Following electrophoresis, the resolved protein fractions were quantified by gel documentation system which provided the data of molecular weight and percent raw volume for each of the fractions. The- data was analyzed statistically and employed in finding the enhancement/reduction and appearance/disappearance of particular protein fraction/s, for comparison among the healthy and the diabetics.
The prominent high molecular weight fractions expressed in the sera were 190, 160, 120, 78, 66, 54 and 43 kDa and notable low molecular weight fractions resolved were 28, 23, 20, 17, 14.5 and 14.2 kDa. Out of these, the fractions showing noticeable variations were electro eluted and run on isoelectric focusing gels, in second dimension, to determine their isoelectric points. The data of molecular weights and isoelectric points was then employed in the identification of protein fractions.
A noticeable enhancement in 120 kDa (C-reactive protein) fraction's expression was observed in most of the subjects of positive controls type 1 (both NGT and IGT) category and in type 1 diabetics. Type 2 diabetics and their positive controls (both NGT and IGT) also exhibited a trend of elevation of C-reactive protein (CRP). The elevation of CRP in most of the non diabetic first degree relatives of diabetics may indicate a sign towards the progression of diabetes in these subjects.
Serum albumin, recognized as 66 kDa protein fraction, was found to be the dominant fraction of the profile. The fraction exhibited a noticeable decline in both type 1 and type 2 diabetics, however, it did not vary considerably in the first degree relatives, termed as positive controls, of both type 1 and type 2 diabetics.
The 23 kDa protein fraction, detected as apolipoprotein A-1 (apo A-1) demonstrated a pronounced reduction in fraction's expression in both type I and type 2 diabetics as well as their non diabetic first degree relatives (both NGT and IGT subjects) indicating the chances for the future development of diabetes in these subjects.
The protein fraction of 20 kDa, identified to be the retinol binding protein (RBP), was found to be totally vanished in most of the type I diabetics and their first degree relatives considered as positive controls type 1 where fraction failed to manifest in all of the IGT and most of the NGT subjects. Hence, RBP may be regarded as the marker protein of type 1 diabetes and its disappearance in first degree relatives of type 1 diabetics strongly suggests that this protein could be employed in early detection of type 1 diabetes. Type 2 diabetics and their positive controls, on the other hand, did not indicate any significant alteration in fraction's expression further stressing upon this protein to be a marker for the identification as well as early prediction of type 1 diabetes.

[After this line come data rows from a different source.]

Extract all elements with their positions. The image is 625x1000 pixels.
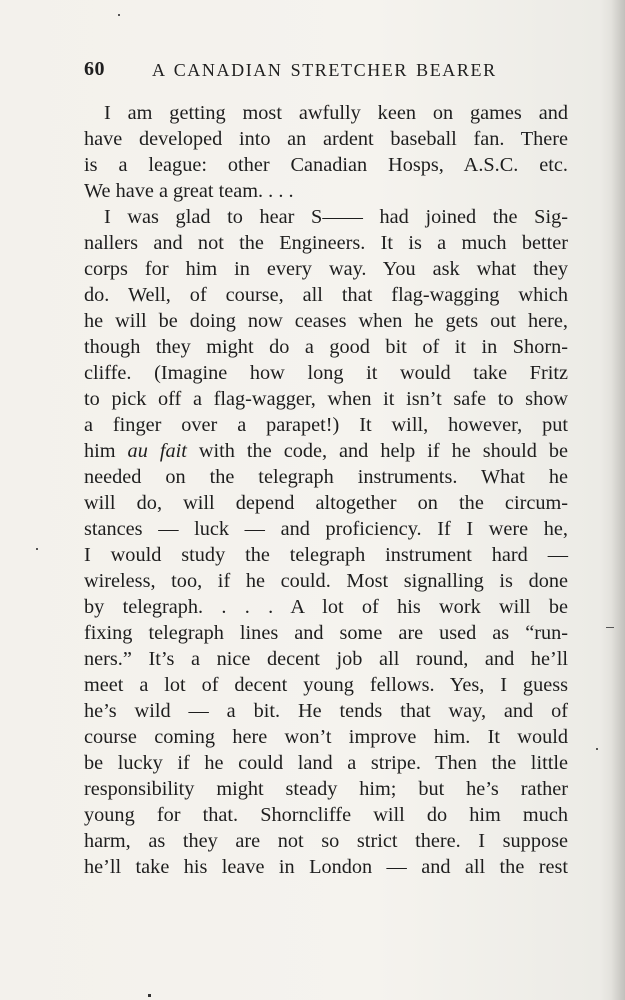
text-line: ners.” It’s a nice decent job all round, and he’ll: [84, 648, 568, 670]
text-line: I was glad to hear S—— had joined the Sig-: [104, 206, 568, 228]
text-line: to pick off a flag-wagger, when it isn’t safe to show: [84, 388, 568, 410]
text-line: he’s wild — a bit. He tends that way, and of: [84, 700, 568, 722]
text-line: meet a lot of decent young fellows. Yes, I guess: [84, 674, 568, 696]
scan-speck: [36, 548, 38, 550]
text-line-with-italic: [84, 438, 568, 464]
text-line: nallers and not the Engineers. It is a much better: [84, 232, 568, 254]
text-span: him: [84, 440, 128, 462]
text-line: stances — luck — and proficiency. If I were he,: [84, 518, 568, 540]
scan-speck: [596, 748, 598, 750]
text-line: cliffe. (Imagine how long it would take Fritz: [84, 362, 568, 384]
text-line: will do, will depend altogether on the circum-: [84, 492, 568, 514]
text-line: I am getting most awfully keen on games and: [104, 102, 568, 124]
text-line: I would study the telegraph instrument hard —: [84, 544, 568, 566]
italic-phrase: au fait: [127, 440, 187, 462]
text-line: young for that. Shorncliffe will do him much: [84, 804, 568, 826]
text-line: responsibility might steady him; but he’s rather: [84, 778, 568, 800]
running-head: A CANADIAN STRETCHER BEARER: [152, 60, 497, 80]
body-text: [84, 100, 568, 880]
text-line: he will be doing now ceases when he gets out here,: [84, 310, 568, 332]
scan-speck: [606, 627, 614, 628]
text-span: with the code, and help if he should be: [186, 440, 568, 462]
text-line: a finger over a parapet!) It will, however, put: [84, 414, 568, 436]
text-line: be lucky if he could land a stripe. Then the little: [84, 752, 568, 774]
text-line: wireless, too, if he could. Most signalling is done: [84, 570, 568, 592]
text-line: is a league: other Canadian Hosps, A.S.C. etc.: [84, 154, 568, 176]
page-header: [84, 58, 544, 86]
text-line: harm, as they are not so strict there. I suppose: [84, 830, 568, 852]
text-line: have developed into an ardent baseball fan. There: [84, 128, 568, 150]
text-line: by telegraph. . . . A lot of his work will be: [84, 596, 568, 618]
scan-speck: [118, 14, 120, 16]
page-edge-shadow: [611, 0, 625, 1000]
page-number: 60: [84, 58, 105, 80]
text-line: though they might do a good bit of it in Shorn-: [84, 336, 568, 358]
text-line: fixing telegraph lines and some are used as “run-: [84, 622, 568, 644]
scan-speck: [148, 994, 151, 997]
text-line: do. Well, of course, all that flag-wagging which: [84, 284, 568, 306]
text-line: he’ll take his leave in London — and all the rest: [84, 856, 568, 878]
text-line: We have a great team. . . .: [84, 180, 294, 202]
text-line: needed on the telegraph instruments. What he: [84, 466, 568, 488]
text-line: course coming here won’t improve him. It would: [84, 726, 568, 748]
text-line: corps for him in every way. You ask what they: [84, 258, 568, 280]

The fraction of 14.5 kDa, detected as transthyrein, indicated either a very low expression or was totally unexpressed in most of the type I diabetics and their positive controls. Type 2 diabetics and their positive control IGT subjects also exhibited a similar trend with the exception of NGT positive controls type 2 where the fraction demonstrated its normal appearance. The fraction of 14.2 kDa could not be identified, however, exhibited its normal appearance in type 1 diabetics and their positive controls. In case of positive controls of type 2 DM, the NGT subjects did not show any significant variation, whereas, IGT subjects demonstrated very low levels of the fraction suggesting gradual progression of these subjects towards the development of type 2 DM. A pronounced decline in fraction's intensity and its absence in longer duration type 2 diabetics specified further the association of fraction's behavior with type 2 diabetes mellitus.
The present study investigates the correlation of symptomatic and also of asymptomatic diabetes mellitus and its various types to the resolved protein patterns by gel electrophoresis. in serum samples from the patients. The marker proteins detected with prove helpful in early diagnosis of the disease, in non affected relatives of the diabetics, and can allow timely remedial measures and better management in the affected subjects.